Neelanjan Sircar: In some sense, the idea that the EC wields police powers and certain rule-making powers during the elections is predicated upon the idea that when elections happen, everything else stops. Unfortunately, illnesses don’t stop, COVID-19 doesn’t stop. So, we have to consider to what extent the EC even has the capacity to think about what policing powers look like in an era of COVID-19. How does one even think about the security and policing infrastructure in the middle of a calamity, when there are other things happening alongside an election? If we consider the measures other States have put in place right now to curb the spread of COVID-19, we must think through how much of that is now being compromised because there’s an ongoing election in Bengal. And if it comes to pass that we are in election mode again soon, we need to ponder what are the relative policing powers that can get us out of this kind of trouble, and not make us completely dependent on the EC, which has no specialization in the kind of policing work needed in a pandemic situation.

There seem to be two different considerations here: democracy and electoral rights on the one hand, and public health and the right to life on the other. How do we reconcile the two?

Neelanjan Sircar: It’s an incredibly difficult question. We have to think about what the security architecture of India looks like at the time of elections. We may then find we can’t have fair elections at a time like this because we’re too afraid that either the Central or the State government bureaucracies would be biased. So, when the conditions are not appropriate for mass gatherings, just don’t hold elections. If we’re unable to change our set architecture of elections being run by the EC, even in the middle of a pandemic, then, as we’re seeing now, it is not good for the EC’s credibility.

So, you’re saying that if elections are due in the middle of a pandemic, then the EC should go with one of two options: either all campaigning is virtual or no elections.

Neelanjan Sircar: Absolutely. I agree with Sanjay that you can’t change the rules in the middle of an election. But let’s not pretend that the possibility of COVID-19 coming back in a serious way wasn’t in the background. Choosing an eight-phase election at this time, for whatever reason, was just playing with fire, and unfortunately, it looks like we’re getting burned.
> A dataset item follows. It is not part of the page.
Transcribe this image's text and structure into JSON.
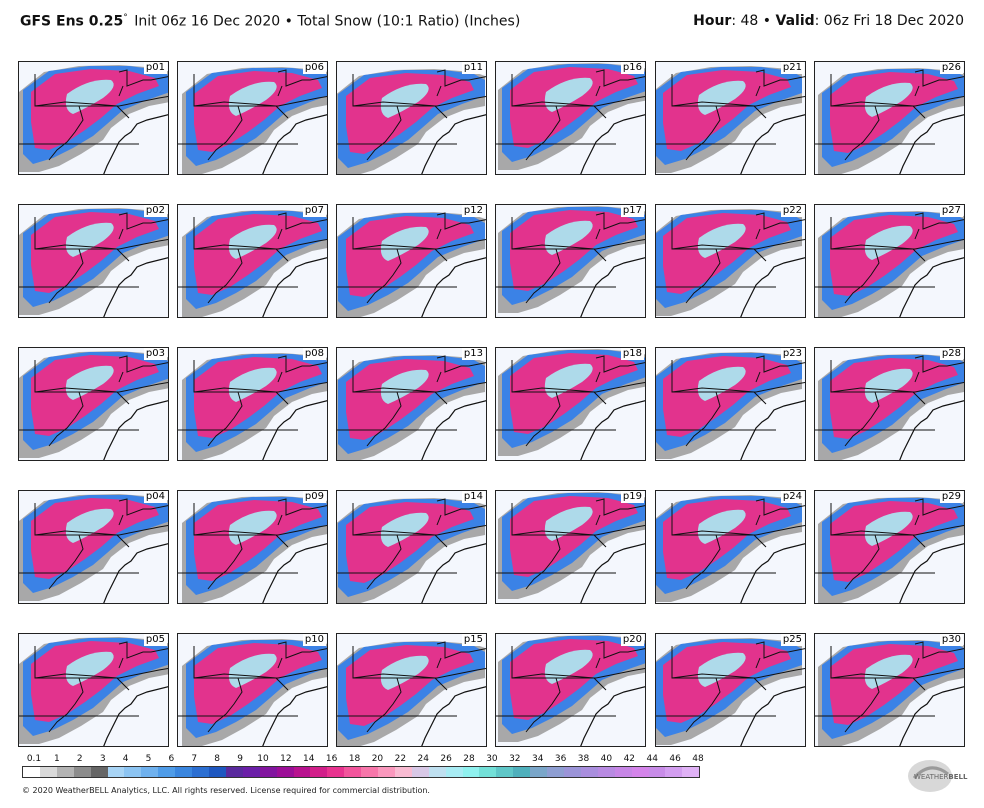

So, the next time an election comes due, which is less than a year from now, and the pandemic is unlikely to have receded by then, should the EC declare at total ban on mass rallies, right at the beginning?

Sanjay Kumar: Definitely. Elections are due in U.P., Punjab, and Uttarakhand early next year. The EC should take lessons from what is happening now. I would welcome a complete ban on big rallies, with only door-to-door campaigning permitted.

Neelanjan Sircar: You cannot fault any political party or candidate for trying to win the election using the tools that are legally at their disposal. So it is up to the EC to set the ground rules that do not put parties, party workers and ordinary citizens at risk.